Jen’s engagement to her high school sweetheart was a long-distance thing while he finished a degree. But the more she worked with Rob, the more she realized her engagement was in trouble. Rob never acted interested in her, but she found herself drawn to him anyway.
She called her fiancé: “I’m really falling for my guitar player. You need to come see me more.” Almost before she hung up, he was on a plane to Texas.
Still, a few weeks after the fiancé’s visit, she broke the engagement. No matter how Rob felt about her, she couldn’t marry someone if this was the way she was thinking.
And still, nothing between Jen and Rob changed.
One night they were going to learn country dancing with some friends, but at the last minute, the friends bailed. Jen and Rob went anyway. After the lesson, the regular dance began, and they stuck around, talking, and finally, getting up to dance.
They joined the flow of couples spinning and circling around the floor. And that’s when it happened.
“I don’t know if it was him kissing me or me kissing him,” but they stopped in the middle of the swirling couples and kissed for the very first time.
“I’ll never forget it. There were stars in the room and we were spinning.”
Around them couples laughed and teased as they danced by. Jen and Rob had finally found each other.
Jen is 35 now. Rob will turn 35 in December. Still they dream. Still they plan. Still, they’re in love. They’re a little less starry-eyed now. They know the odds against any talented musician really making it. It’s hard to swallow sometime. But they keep on. If there’s any chance at all, they’ll make it happen.
Their new recording came out this summer, an EP called EP. Their newest Christmas recording, This Christmas, will be out soon. And Martha’s Trouble has new members, Jacob Blount on guitar and keyboards, Paul Dow on bass, and David Ytterberg on drums.

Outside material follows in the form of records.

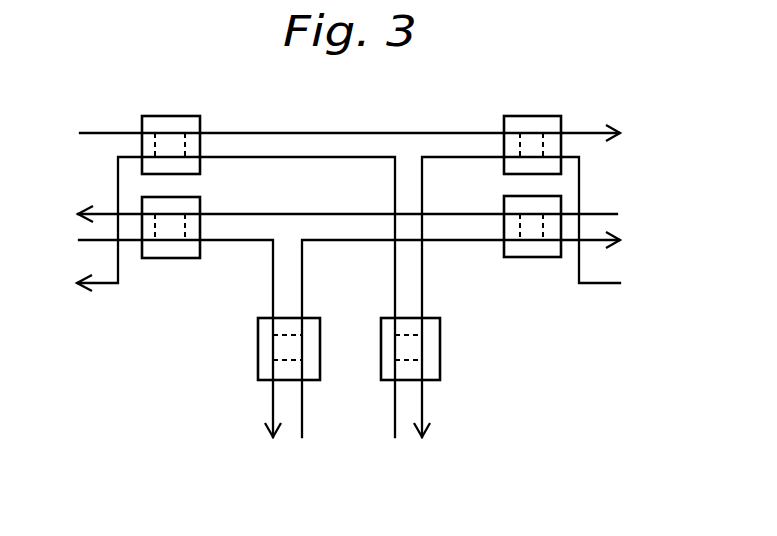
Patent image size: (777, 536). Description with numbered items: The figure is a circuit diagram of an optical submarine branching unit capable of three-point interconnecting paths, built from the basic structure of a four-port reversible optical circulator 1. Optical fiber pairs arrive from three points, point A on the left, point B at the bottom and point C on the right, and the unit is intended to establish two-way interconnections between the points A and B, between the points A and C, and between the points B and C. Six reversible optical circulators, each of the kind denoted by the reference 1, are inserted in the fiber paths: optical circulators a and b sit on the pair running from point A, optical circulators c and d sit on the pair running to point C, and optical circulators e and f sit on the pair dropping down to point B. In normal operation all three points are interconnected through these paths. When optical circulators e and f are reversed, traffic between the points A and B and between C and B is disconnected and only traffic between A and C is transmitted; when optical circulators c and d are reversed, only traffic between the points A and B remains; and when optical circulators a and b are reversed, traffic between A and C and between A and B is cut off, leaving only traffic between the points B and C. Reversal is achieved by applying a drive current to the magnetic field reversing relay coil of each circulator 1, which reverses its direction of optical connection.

The four-port reversible optical circulator 1 is at (381, 227).
The optical circulator a is at (171, 129).
The optical circulator b is at (171, 246).
The optical circulator c is at (532, 128).
The optical circulator d is at (532, 245).
The optical circulator e is at (275, 349).
The optical circulator f is at (402, 349).
The point A is at (52, 236).
The point B is at (347, 457).
The point C is at (656, 186).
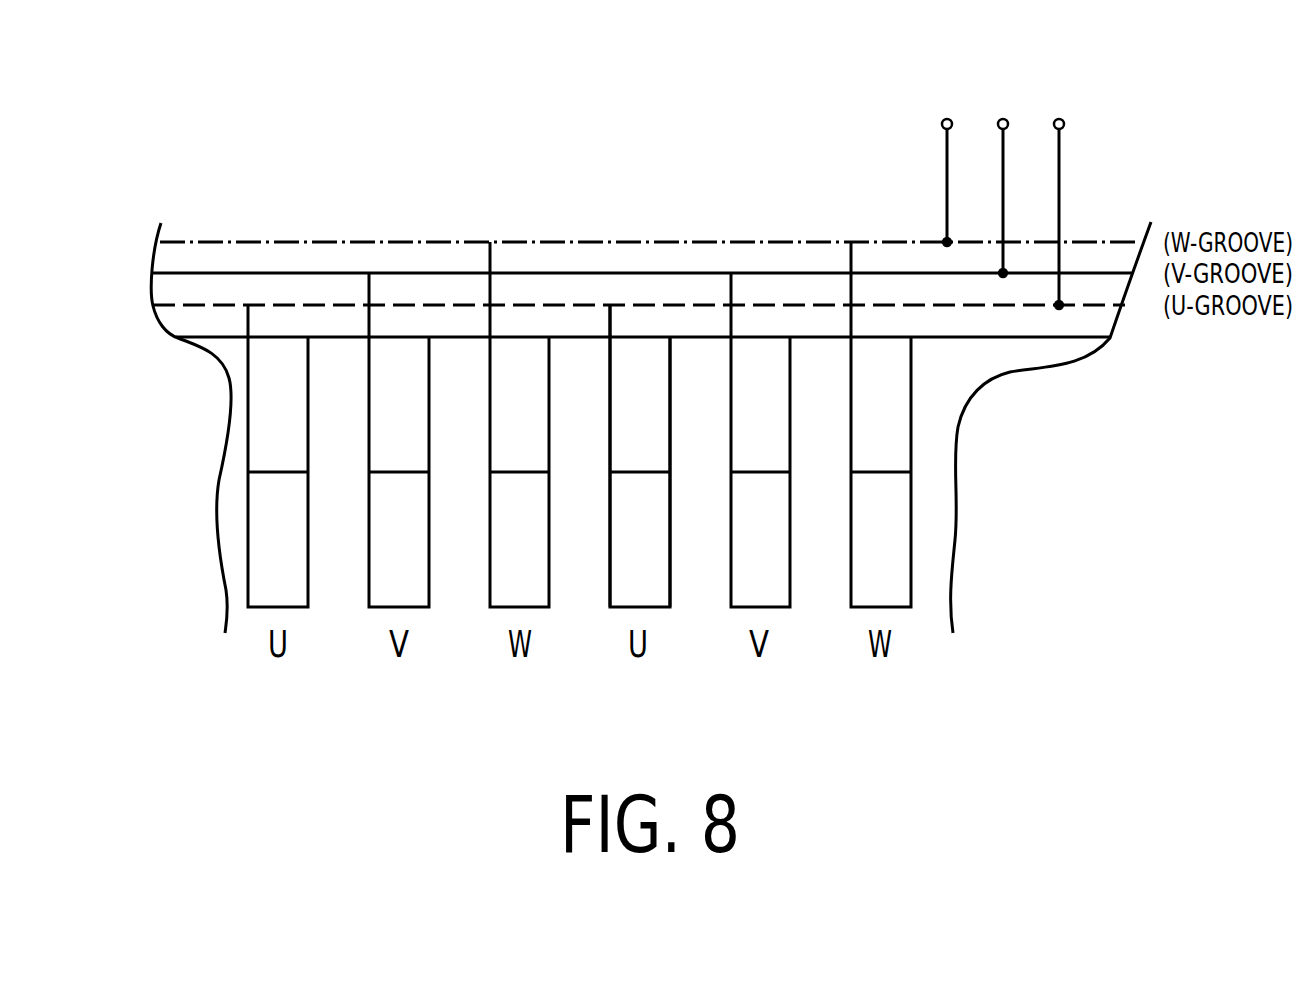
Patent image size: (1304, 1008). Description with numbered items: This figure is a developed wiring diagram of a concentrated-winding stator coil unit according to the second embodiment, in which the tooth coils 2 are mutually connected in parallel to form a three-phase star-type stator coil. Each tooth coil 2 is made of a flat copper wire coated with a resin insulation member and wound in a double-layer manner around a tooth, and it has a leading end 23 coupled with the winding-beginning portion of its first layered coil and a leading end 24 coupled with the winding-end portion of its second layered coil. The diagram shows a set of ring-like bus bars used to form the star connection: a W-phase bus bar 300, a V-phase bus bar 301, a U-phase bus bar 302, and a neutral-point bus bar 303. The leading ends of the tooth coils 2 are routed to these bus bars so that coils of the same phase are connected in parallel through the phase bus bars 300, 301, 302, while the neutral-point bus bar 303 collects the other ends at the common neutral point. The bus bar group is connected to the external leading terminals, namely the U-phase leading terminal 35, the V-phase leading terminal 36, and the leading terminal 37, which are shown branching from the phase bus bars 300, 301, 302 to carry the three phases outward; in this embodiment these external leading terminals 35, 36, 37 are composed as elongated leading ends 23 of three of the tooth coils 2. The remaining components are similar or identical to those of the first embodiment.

The tooth coil 2 is at (640, 483).
The leading end 23 is at (609, 393).
The leading end 24 is at (672, 391).
The U-phase leading terminal 35 is at (946, 155).
The V-phase leading terminal 36 is at (1002, 155).
The V-phase leading terminal 37 is at (1058, 155).
The W-phase bus bar 300 is at (1080, 242).
The V-phase bus bar 301 is at (1112, 273).
The U-phase bus bar 302 is at (1015, 307).
The neutral-point bus bar 303 is at (1067, 340).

It’s Friday afternoon, and the salon is closing. Wilson comes out with a guitar and strums it forcefully, singing You Are My Sunshine. Jen applauds. Emery is rambling through the salon, for once not hanging onto Jen, teething on a necklace.
“She left tooth marks on one of them,” Jen says. But she also provided inspiration for a new line of baby-safe jewelry Jen developed with an artist friend, Vicki Wheeler of Birmingham. The line goes on sale at Giggles and Coos this November. Don’t expect the necklaces to look like baby toys, Jen says. They’re for mom’s sensibilities but too big to choke on, and made with safe materials.
“I’m real excited about it. I love fashion,” Jen says.
But it will never replace music.
“It’s just such a part of our lives. It’s really who we are. We thought about retiring a couple of times, but every time we do, we just can’t imagine our lives without music. Now, it’s who we are as a family.”